Re: Building down under ground level

04/02/2007 4:10 PM

Ok lets be logical the cost of going under ground is 2 to 3 times the cost of building above ground. So if you don't have to leave well alone. But that said the following may well help. Dig out a hole 1 1/2 times the volume required this is to let you have enough room to work and install the required thickness of walls and floor. You need to build a room in a room in effect. The outer wall being the secret to keeping dry. A concrete wall is cast to begin with this has to be thick enough to resist and pressure from soil and water. next a water proof plastic membrane then the insulation and finally your inner wall. Roughly 3 feet in total. When all is in place and the mortar has gone off you can back fill the outer wall. The floor should be a concretye raft with a suspended wooden inner floor the conrete is laid first and then a membrane added with a second screed foor to level it.
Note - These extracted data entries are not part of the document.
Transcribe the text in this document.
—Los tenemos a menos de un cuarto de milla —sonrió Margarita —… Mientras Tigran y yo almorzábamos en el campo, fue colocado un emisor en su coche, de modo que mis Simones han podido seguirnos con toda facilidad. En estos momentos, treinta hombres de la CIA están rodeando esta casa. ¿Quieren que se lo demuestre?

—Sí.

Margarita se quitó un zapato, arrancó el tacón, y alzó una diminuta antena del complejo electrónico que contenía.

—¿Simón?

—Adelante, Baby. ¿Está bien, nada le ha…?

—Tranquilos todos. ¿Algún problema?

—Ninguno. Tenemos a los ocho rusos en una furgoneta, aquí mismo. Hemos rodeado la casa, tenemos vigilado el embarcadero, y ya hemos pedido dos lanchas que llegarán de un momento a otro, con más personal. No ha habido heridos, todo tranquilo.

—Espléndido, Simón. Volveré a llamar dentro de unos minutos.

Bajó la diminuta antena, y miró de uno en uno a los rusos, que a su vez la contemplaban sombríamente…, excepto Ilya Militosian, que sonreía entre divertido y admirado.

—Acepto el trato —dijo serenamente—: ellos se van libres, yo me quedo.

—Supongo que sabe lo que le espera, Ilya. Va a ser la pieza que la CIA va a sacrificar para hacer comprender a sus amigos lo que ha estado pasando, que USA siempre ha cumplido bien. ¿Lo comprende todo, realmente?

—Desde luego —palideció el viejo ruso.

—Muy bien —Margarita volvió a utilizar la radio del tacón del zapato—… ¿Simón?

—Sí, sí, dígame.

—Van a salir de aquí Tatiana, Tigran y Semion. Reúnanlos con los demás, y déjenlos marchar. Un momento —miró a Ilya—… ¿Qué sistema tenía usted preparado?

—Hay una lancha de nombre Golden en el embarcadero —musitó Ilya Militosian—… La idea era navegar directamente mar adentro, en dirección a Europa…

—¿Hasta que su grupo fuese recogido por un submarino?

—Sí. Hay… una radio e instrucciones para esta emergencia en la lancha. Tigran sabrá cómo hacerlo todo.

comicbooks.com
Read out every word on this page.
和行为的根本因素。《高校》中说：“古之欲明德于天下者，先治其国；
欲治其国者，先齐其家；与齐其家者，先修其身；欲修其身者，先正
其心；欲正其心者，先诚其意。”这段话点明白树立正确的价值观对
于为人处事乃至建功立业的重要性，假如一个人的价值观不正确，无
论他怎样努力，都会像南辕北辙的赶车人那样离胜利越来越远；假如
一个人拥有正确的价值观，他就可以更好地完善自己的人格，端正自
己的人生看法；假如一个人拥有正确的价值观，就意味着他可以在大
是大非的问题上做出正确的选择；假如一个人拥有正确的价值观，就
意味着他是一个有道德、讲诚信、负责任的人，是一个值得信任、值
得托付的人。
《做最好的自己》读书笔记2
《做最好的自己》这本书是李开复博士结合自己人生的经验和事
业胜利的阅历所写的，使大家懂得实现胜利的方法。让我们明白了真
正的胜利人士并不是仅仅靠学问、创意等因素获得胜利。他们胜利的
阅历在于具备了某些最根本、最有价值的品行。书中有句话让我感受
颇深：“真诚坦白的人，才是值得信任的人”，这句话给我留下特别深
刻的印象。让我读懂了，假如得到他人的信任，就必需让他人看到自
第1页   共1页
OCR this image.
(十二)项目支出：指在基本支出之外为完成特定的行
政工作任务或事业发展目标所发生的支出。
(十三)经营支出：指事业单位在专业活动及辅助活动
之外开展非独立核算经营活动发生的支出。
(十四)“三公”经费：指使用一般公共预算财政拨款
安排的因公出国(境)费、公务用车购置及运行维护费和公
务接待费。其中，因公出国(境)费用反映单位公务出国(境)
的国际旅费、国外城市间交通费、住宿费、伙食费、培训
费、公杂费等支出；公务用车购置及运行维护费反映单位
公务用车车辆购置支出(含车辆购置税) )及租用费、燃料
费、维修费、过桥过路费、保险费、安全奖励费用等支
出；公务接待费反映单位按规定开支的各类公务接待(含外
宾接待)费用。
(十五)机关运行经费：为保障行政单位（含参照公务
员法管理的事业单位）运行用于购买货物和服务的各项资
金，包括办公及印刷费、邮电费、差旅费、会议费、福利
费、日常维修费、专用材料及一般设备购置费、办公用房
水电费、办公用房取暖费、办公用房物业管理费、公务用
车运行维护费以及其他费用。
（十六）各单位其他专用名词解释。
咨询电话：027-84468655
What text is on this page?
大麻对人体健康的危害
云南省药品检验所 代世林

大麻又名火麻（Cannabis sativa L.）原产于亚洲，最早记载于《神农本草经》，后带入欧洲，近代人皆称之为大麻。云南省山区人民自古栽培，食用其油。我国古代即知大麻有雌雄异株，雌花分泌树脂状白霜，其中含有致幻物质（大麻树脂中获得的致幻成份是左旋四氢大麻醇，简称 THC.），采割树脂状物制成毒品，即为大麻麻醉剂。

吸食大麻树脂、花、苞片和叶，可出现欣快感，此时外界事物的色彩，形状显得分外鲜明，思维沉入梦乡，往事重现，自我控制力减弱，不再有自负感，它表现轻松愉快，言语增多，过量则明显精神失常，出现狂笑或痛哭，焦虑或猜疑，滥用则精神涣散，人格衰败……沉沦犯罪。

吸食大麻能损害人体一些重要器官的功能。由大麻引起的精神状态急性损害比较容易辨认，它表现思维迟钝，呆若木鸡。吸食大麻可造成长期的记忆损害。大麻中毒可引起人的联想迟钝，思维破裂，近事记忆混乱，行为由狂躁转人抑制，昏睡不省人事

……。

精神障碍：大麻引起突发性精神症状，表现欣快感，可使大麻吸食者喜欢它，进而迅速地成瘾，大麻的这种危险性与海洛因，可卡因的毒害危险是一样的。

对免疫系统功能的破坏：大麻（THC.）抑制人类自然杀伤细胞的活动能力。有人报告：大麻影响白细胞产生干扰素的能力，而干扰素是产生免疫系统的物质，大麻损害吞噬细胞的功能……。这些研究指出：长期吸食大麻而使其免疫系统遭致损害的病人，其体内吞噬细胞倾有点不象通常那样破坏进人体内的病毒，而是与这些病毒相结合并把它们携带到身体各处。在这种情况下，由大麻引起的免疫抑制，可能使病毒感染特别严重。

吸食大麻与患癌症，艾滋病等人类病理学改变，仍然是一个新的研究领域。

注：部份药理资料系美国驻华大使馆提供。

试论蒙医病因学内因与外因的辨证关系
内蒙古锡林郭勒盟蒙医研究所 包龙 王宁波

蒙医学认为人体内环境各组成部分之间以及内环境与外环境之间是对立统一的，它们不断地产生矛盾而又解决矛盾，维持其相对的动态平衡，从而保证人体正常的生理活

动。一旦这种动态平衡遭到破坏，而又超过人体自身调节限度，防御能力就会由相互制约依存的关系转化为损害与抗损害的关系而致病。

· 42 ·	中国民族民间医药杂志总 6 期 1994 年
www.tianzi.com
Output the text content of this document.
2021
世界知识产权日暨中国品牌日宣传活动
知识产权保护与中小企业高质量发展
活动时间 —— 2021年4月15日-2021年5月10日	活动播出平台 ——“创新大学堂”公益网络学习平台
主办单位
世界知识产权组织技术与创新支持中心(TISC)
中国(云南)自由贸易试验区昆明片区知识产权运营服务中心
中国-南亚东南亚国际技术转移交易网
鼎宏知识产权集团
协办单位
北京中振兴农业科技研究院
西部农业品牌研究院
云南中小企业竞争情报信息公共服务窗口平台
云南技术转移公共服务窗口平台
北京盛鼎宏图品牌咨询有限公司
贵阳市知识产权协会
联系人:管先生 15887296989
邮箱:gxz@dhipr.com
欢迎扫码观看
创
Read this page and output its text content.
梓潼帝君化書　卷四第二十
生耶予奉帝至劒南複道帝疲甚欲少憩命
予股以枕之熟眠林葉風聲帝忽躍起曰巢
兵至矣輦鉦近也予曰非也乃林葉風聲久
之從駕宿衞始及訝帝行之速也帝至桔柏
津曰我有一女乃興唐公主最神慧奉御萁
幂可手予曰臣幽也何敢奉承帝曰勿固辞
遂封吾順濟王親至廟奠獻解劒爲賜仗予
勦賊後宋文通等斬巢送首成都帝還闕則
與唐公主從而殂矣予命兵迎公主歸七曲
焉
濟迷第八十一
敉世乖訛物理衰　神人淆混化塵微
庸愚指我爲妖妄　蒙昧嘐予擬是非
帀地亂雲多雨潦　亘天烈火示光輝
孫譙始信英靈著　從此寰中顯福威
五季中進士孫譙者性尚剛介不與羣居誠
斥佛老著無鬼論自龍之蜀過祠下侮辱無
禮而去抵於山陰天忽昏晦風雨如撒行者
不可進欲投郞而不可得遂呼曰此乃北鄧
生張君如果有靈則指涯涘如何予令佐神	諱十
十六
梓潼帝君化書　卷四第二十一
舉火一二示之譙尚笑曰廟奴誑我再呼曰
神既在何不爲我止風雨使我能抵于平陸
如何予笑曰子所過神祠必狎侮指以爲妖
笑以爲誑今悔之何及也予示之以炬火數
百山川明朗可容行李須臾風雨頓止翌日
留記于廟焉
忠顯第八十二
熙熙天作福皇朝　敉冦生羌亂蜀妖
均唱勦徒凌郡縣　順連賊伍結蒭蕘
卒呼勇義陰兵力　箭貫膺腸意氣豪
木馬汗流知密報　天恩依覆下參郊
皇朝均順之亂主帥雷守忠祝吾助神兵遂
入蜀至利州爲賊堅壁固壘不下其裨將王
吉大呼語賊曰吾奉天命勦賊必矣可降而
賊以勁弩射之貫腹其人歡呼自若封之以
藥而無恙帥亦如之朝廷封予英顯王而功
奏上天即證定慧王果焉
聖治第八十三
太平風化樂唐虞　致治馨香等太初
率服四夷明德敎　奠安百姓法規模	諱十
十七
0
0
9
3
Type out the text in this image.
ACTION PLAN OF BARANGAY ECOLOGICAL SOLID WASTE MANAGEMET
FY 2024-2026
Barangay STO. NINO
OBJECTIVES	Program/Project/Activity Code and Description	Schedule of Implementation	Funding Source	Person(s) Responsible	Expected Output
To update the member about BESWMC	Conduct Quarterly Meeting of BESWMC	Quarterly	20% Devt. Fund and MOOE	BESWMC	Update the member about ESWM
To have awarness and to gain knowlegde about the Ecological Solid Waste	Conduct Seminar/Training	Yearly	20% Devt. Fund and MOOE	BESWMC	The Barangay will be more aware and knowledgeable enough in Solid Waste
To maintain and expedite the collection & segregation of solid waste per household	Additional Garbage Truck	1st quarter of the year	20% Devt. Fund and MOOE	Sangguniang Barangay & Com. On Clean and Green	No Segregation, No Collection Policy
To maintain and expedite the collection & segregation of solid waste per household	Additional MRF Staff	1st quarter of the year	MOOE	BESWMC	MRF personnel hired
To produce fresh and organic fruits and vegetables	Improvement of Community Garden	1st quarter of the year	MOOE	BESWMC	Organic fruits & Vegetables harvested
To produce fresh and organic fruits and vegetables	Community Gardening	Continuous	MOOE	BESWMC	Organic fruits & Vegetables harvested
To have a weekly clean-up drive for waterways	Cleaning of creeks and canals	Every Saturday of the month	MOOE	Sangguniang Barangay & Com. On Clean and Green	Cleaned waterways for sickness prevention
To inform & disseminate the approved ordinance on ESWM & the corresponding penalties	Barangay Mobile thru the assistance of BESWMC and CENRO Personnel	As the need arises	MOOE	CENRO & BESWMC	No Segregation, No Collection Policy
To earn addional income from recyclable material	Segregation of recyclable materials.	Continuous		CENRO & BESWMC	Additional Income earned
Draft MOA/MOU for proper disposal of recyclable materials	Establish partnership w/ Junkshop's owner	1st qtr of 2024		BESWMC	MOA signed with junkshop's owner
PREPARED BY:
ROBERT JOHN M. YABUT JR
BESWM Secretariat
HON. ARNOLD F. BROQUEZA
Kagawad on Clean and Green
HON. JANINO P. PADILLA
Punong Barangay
The wooden joists should by laid onto isolting pads so as to prevent down ward noise problems (low frequency is the main problem) Rumble goes for miles. The getting in and out is solved by a hydrolic lift. (you need a second pit for the piston unit pump etc.) The lower wall section needs to be sized to carry the loading of the upper structures weight keep thios on a strict diet. Next you need to know how to isolate the noise from the verticle path this can be done by a suspended flooring and general good building practice, add sound absorbing materials like chopped glass fiber insulation under the upper foor layer. I have to go now but will be available later if you have any questions.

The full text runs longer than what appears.